Mugabe’s ouster from office marked the first change in power since independence. Although Zimbabwe’s process differed from traditional coups in Africa that were bloody and violent, it was not a wholesome democratic transition either, as President Mnangagwa did not become president via the ballot box.
Drawing on more than 30 extensive interviews conducted with elites and ordinary citizens during and after the coup I observed that while Zimbabweans celebrate and welcome the change in government, people remain concerned about the visible presence of the military in everyday politics.
President Mnangagwa appears to have rewarded the military by appointing former generals to top government positions. Former Generals who played significant roles in the military takeover, Constantino Chiwenga and Sibusiso Moyo, were appointed Vice President and Minister of Foreign Affairs respectively.
When I flew into the Harare International Airport in early December, soldiers asked me and everyone else arriving to show our IDs. This is new for Zimbabwe. The presence of the military stood in stark contrast to the eerie absence of the police. During Mugabe’s tenure, Zimbabwe had become a heavily policed state, with police roadblocks every few meters and commonplace police demands for bribes poor motorists.
While a lot of challenges remain, I have also noticed that since November 2017, Zimbabweans are more hopeful. Following President Mnangagwa’s inauguration, we saw the celebrated return of prominent exiles. Among these is the anticipated return of famous musician Thomas Mapfumo.
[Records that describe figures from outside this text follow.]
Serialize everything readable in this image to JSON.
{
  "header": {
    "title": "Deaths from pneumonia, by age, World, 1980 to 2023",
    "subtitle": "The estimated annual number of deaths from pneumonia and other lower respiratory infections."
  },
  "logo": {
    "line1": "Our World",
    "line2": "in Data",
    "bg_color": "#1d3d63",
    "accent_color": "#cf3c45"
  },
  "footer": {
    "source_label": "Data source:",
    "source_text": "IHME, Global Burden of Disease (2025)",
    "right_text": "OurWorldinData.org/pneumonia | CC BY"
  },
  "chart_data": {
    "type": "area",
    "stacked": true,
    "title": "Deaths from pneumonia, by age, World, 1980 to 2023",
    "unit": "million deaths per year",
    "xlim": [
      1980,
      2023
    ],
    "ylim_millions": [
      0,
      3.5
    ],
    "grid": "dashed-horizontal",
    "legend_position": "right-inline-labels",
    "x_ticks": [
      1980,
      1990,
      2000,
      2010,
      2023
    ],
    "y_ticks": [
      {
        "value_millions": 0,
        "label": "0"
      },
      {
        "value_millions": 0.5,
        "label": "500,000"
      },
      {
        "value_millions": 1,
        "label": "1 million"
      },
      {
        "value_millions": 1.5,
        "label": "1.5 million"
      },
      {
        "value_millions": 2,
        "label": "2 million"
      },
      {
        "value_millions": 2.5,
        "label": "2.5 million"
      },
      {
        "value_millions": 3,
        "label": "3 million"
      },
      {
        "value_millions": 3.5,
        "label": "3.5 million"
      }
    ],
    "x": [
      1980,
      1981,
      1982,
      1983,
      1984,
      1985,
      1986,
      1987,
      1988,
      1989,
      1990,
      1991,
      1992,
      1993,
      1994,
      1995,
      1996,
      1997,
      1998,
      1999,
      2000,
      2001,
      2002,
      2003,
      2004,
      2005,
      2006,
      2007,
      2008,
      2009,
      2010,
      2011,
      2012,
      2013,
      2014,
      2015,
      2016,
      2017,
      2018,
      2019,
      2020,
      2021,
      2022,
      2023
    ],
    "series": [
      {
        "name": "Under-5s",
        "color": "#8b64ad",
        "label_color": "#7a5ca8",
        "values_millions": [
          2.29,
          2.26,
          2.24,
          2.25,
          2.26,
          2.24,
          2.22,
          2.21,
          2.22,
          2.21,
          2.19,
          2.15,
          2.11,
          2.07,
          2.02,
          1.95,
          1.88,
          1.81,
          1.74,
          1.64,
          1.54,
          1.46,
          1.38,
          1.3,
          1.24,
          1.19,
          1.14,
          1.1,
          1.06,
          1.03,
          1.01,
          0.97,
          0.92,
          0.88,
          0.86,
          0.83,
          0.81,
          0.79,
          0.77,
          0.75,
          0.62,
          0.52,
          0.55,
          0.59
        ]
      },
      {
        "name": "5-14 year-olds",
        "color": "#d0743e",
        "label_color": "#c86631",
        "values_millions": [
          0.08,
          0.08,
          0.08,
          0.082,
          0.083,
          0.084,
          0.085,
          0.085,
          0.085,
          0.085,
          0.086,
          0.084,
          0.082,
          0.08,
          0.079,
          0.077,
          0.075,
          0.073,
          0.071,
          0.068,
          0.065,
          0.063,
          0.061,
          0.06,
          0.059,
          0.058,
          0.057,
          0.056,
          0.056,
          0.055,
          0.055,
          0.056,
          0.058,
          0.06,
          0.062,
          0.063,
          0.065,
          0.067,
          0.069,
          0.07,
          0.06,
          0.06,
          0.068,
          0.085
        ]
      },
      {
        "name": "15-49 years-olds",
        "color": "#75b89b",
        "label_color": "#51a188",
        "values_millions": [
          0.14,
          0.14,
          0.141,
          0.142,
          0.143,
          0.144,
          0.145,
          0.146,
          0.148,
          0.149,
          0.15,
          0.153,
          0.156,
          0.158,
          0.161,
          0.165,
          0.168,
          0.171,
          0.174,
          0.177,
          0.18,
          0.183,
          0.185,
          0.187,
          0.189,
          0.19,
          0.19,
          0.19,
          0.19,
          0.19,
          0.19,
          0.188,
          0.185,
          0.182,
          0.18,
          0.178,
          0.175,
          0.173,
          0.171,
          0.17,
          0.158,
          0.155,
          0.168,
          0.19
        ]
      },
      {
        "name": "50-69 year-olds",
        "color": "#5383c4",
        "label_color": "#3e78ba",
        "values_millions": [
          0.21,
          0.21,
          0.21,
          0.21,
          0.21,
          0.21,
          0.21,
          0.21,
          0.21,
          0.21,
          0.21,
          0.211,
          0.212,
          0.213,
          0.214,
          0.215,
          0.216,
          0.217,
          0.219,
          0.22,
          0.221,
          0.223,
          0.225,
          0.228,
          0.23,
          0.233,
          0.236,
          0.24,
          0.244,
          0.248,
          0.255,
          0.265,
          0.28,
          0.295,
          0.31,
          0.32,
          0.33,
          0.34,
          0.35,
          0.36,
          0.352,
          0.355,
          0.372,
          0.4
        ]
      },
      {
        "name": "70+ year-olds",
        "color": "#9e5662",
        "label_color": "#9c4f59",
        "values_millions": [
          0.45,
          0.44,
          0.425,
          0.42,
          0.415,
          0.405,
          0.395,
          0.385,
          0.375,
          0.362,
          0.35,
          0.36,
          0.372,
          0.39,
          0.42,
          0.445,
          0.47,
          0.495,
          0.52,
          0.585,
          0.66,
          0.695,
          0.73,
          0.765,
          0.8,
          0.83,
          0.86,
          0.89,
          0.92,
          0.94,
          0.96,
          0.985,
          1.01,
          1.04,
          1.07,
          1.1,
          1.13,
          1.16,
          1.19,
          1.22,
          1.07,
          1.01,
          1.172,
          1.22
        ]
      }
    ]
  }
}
In December we also saw the return of some white farmers who had sought exile abroad after the land reform process turned violent. An estimated 4 000 white farmers and their black farm workers were displaced in the early 2000s. It is very unlikely that the “new” ZANU PF will reverse land reform, but President Mnangagwa has promised a more progressive and inclusive policy.
Generally, Zimbabweans are more confident to speak out, although many worry that the new government will restrict freedom of speech at the slightest hint that its hold on power is under threat. It is my expert opinion that once people have found their voice, it is a lot harder for governments to shut them down. This shift in citizen attitudes provides a unique opportunity for the United States and other friends of Zimbabwe to empower the average citizen.
In my interviews, Zimbabweans expressed that they are tired of being a global agenda item for the wrong reasons. Zimbabweans are eager to get back to the business of rebuilding their country and bringing back dignity. Most feel that a post-Mugabe era will open doors for development. This sentiment is shared by a lot of investors and donor countries who have been quick to extend a helping hand to the new government.
While I share the hope of many Zimbabweans, it is my expert opinion that additional aid and investment will not solve Zimbabwe’s problems in the absence of significant reforms to reduce poverty and strengthen institutions.
If President Mnangagwa’s government or the next government that wins in elections in 2018 does not address deeply entrenched corruption, violation of various human rights, including property rights and punitive economic policies the United States, other donors and investors will not see positive returns on their investments.